There is one word that should not be used as an adjective in relation to workplace fatalities – impacted. Workers fall from roofs and the concrete floor has an impact on them. Workers hit by mobile plant or crushed in machines die from the impact. An impact results from the transfer of energy and this transfer of energy in workplaces can kill.
“Impacted” is used by those who do not feel comfortable differentiating between “affect” and “effect” and it is surprising to find the term used in the opening chapter of Michael Tooma’s latest book, Due Diligence: Incident Notification, Management and Investigation.
“Unless you have been involved in a serious incident, you don’t really appreciate how an incident will affect you. For every worker killed at work, there is a grieving mother, father, spouse and/or child. Their co-workers are impacted. Their friends are impacted. Management, guilt-ridden as they are in the aftermath of an incident, sometimes for good reason, sometimes not, are also personally and emotionally impacted. The tragedy touches everyone. In the midst of it all, a group of people are tasked with managing through the chaos and trying to get answers for all those impacted by the tragedy. This book is for them.”
The sentiment is correct and true but read the paragraph aloud and it sounds absurd. And why the overuse of “impacted” when a perfectly suitable word, “affect”, was used in the first sentence?
And this clumsy opening does the book a disservice. Tooma has repeatedly stated that this is a safety book written by a lawyer and not a legal book written about safety. This is a major change from a major Australian OHS publisher. It is a recognition that the readership is not lawyers feeding on lawyers but people wanting to understand workplace safety. Tooma says that
“…this is a book about the process for responding to and investigating an incident. It takes a holistic approach – legal, safety, commercial and reputational issues are interwoven in the discussion so what emerges is a practical blueprint.” (page 3)
This multidisciplinary approach is a hallmark of Tooma’s books in this series so far.
His book deals with “lawyering up” during and after an incident – an activity that frustrates many regulators but also, ultimately, impedes the potential lessons from incidents. Accountability extends as far as a lawyer lets it.
One chapter focuses on “the court of public opinion”, an element often missed in incident investigations. It is a short chapter using the Beaconsfield mine collapse as its core and provides basic hints on preparedness but other books cover media management and these should be looked at. However, in a couple of pages Tooma puts the cogent argument that the media should not be feared but nor should it be manipulated. Business owners need an understanding of what the media wants so that they can feed the right the content. Richard Branson is particularly good at this. Sadly it occasionally reveals the shallow morality of some media but that’s not really Branson’s fault.
The significance of the media management should not be understated as many note that the profile of Bill Shorten, then of the Australian Workers’ Union, now Workplace Relations Minister, owes much to his participation in the aftermath of the Beaconsfield collapse. This was not his intention but it was certainly a result.

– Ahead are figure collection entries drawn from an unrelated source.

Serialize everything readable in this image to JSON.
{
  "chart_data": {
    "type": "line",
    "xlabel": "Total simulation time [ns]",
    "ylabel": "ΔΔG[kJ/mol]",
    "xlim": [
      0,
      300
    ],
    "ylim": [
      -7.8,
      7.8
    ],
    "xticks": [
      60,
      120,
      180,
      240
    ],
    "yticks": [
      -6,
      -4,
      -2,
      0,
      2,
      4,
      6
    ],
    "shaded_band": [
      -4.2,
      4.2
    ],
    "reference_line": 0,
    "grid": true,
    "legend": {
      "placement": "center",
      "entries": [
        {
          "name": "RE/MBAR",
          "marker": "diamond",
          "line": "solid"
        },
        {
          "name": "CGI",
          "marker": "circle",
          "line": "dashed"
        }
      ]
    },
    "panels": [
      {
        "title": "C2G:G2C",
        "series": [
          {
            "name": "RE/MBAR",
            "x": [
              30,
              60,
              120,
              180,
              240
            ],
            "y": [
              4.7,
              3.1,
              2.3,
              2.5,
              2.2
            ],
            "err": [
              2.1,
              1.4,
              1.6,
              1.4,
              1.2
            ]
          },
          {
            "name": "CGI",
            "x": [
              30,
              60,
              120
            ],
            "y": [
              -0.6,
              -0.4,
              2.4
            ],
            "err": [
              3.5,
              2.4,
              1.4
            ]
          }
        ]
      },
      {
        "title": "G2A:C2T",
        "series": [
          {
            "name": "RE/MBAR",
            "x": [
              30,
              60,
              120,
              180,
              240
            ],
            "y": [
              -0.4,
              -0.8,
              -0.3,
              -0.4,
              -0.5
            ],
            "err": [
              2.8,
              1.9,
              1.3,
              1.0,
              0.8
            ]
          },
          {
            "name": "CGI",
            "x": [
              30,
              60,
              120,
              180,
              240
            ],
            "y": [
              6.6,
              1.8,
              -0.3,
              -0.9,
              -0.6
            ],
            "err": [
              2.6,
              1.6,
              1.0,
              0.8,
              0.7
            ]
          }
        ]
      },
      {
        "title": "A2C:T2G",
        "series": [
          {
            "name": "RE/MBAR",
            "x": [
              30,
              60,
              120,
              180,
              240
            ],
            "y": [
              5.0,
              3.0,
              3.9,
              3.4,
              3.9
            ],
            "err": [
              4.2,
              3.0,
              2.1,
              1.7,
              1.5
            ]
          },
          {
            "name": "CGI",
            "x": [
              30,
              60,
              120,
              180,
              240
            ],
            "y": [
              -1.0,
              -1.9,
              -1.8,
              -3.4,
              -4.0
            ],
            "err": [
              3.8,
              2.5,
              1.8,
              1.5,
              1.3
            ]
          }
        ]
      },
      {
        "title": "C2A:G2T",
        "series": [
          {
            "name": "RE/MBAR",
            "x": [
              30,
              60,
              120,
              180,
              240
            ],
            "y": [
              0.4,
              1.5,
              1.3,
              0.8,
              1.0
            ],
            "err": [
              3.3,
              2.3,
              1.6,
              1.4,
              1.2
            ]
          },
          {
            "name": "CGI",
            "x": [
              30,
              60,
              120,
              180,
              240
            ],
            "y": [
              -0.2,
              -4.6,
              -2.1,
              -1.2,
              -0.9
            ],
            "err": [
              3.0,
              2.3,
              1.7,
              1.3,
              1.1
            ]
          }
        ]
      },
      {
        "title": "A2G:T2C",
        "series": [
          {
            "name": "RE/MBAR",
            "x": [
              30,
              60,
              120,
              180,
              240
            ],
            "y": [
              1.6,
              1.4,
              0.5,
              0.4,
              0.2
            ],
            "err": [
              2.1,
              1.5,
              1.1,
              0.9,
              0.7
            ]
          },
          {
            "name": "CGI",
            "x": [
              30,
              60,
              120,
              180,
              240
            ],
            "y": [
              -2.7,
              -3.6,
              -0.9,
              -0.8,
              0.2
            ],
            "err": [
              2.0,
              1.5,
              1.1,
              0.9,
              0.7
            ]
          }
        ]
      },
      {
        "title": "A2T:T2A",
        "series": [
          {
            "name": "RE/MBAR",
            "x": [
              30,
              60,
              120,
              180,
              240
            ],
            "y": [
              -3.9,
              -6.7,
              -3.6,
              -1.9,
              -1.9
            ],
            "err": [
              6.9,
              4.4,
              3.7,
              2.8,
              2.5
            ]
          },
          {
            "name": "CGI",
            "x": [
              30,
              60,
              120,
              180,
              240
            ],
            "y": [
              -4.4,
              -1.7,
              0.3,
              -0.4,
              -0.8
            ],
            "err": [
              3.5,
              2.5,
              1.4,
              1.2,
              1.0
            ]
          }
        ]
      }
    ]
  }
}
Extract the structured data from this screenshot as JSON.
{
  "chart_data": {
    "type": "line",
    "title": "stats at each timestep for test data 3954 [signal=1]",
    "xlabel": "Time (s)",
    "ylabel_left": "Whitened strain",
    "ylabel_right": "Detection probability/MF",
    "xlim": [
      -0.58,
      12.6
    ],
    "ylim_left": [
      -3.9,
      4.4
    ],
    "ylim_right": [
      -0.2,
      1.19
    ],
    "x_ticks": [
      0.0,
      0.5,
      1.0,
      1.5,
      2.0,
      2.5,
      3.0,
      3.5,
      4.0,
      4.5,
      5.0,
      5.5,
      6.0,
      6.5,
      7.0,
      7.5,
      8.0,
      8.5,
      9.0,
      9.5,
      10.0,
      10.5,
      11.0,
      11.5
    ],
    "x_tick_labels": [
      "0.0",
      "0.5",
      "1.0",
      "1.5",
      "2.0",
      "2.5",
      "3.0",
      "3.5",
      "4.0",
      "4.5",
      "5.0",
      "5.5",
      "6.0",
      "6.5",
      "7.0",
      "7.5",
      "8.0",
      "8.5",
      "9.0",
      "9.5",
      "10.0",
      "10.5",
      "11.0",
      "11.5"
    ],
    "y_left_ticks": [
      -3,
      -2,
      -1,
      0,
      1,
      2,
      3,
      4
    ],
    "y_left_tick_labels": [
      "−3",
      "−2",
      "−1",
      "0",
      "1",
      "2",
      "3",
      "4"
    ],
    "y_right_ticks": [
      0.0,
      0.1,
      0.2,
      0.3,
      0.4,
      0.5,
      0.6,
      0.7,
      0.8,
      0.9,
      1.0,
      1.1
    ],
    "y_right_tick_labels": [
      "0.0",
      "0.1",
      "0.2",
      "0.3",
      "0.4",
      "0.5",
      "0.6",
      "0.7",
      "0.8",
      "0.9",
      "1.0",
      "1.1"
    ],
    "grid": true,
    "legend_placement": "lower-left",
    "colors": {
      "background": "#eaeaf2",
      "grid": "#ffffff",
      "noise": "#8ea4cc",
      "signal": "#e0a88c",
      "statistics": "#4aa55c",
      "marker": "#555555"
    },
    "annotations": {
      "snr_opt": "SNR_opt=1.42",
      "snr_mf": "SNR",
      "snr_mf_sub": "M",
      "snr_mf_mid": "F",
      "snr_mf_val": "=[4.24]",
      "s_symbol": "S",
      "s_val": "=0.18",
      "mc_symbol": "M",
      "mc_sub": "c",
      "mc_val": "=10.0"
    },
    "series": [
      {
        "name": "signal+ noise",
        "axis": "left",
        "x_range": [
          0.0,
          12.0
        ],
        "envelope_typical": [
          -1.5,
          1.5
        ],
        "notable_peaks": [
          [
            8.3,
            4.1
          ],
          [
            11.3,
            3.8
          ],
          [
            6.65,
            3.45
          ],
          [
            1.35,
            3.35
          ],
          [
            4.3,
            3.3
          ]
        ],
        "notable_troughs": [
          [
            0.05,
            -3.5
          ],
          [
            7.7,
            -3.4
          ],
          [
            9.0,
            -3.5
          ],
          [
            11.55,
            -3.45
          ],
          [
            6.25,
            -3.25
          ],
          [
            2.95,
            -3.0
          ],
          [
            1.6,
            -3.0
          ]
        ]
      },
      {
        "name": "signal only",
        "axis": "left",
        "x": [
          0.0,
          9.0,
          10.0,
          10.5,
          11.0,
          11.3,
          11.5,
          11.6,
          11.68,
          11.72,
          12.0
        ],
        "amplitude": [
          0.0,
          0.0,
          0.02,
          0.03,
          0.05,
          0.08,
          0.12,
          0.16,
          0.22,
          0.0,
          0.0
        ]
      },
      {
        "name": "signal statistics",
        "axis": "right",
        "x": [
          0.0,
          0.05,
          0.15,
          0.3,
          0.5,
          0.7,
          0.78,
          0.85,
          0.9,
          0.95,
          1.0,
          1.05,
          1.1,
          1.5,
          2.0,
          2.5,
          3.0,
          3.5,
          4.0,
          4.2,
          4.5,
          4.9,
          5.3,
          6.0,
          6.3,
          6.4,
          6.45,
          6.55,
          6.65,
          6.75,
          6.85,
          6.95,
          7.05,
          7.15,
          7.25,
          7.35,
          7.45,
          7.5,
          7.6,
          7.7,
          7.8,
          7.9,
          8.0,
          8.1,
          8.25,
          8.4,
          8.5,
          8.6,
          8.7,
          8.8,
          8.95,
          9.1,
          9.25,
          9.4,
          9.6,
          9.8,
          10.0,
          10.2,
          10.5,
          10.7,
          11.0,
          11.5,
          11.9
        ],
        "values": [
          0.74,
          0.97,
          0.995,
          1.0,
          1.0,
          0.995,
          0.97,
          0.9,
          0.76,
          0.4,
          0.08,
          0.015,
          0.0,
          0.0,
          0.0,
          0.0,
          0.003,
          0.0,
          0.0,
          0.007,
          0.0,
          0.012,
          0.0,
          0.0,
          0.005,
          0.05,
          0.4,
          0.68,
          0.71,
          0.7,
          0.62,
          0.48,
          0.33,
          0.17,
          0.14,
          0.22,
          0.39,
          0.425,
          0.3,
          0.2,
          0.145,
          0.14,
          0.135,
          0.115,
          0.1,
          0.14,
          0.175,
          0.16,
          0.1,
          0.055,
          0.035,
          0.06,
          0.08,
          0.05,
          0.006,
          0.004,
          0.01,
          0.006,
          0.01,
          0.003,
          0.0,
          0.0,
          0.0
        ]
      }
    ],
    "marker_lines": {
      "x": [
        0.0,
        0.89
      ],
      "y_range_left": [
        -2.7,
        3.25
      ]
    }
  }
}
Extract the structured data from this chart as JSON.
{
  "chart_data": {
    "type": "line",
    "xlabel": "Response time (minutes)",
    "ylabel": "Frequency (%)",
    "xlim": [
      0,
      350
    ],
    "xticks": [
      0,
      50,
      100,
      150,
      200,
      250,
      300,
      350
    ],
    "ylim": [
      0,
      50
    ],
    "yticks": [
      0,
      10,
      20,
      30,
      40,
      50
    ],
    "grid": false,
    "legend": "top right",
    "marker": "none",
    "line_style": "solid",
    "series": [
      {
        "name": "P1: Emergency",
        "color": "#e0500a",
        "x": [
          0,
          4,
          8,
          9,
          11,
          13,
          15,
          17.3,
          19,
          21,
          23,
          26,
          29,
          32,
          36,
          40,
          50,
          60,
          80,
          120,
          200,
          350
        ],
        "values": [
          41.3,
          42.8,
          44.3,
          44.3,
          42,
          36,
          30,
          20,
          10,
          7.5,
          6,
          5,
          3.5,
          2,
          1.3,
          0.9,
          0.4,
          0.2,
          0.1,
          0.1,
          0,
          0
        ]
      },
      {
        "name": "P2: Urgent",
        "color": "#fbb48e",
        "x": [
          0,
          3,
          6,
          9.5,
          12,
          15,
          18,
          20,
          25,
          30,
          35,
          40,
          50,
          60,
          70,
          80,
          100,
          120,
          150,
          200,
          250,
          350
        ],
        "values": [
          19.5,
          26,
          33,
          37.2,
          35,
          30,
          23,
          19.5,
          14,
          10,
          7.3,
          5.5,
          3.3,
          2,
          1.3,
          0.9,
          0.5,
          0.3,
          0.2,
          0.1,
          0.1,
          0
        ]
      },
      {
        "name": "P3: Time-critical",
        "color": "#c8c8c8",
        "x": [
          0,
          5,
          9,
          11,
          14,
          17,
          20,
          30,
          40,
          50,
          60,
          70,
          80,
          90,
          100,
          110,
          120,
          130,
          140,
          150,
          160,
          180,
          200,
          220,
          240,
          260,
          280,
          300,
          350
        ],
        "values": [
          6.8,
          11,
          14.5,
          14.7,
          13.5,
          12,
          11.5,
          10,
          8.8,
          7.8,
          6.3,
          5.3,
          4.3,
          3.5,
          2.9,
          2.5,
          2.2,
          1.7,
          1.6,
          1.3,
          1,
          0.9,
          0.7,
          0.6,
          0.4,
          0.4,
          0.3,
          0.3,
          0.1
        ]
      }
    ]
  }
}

Tooma, thankfully, loops the techniques of incident investigation back to injury prevention, something often missed by other writers on this topic. His clarity and honesty on the corporate response is refreshing. On page 65, Tooma states that often investigation leads to new policies and new procedures. These can be effective and are attractive to executives as they are cost effective but not necessarily effective for sustainable workplace safety, or do not encourage organisational resilience. He quotes Dekker and outlines Reason’s cheesy model but suggests that Reason’s process may be too linear. Tooma does not suggest an alternative model but he comes close to ditching the cheese.
Tooma emphasises the attraction and importance of the four key elements of safety culture from James Reason but does not forget Trevor Kletz, a prominent name that has faded, unjustly, from much of modern OHS thinking. Indeed Tooma inverts the title of Kletz’s most famous book “What Went Wrong?” into asking “what went right?” Tooma believes that some investigative enlightenment may come from looking at how the good bits of a management systems minimised the impact of an incident or encouraged rapid business continuity.
It may be useful to note that Tooma’s employer, Norton Rose, has organised seminars with Reason over the last couple of years in Australia.
Tooma also explains the iABC investigation methodology, a new concept to this author. The process runs with
- Identify,
- Arrange,
- Benchmark, and
- Causation.
It is a methodology that seems to flow well into positive incident investigation and looks to have good potential.
This book, and this series, is particularly good for discussing safety management but without the legalese. There are few, if any, court case references. An overall criticism would be that too many of the examples of incidents are major disasters – Beaconsfield, Macondo, Lapindo Brantas. The book is equally applicable to the investigation of smaller incidents in smaller businesses but this is largely missed, or under-emphasised.
The books are very affordable and extremely current (Tooma is writing the next book at the moment) with a quarterly publishing schedule and should be marketed to those owners of small- to medium-sized businesses as the practical guide it intended to be.
This book does not read like an advertisement for the author’s legal services or for lawyers generally. Tooma is aware that good, clear advice sells itself and this book is full of that type of advice (just edit that horrid first paragraph).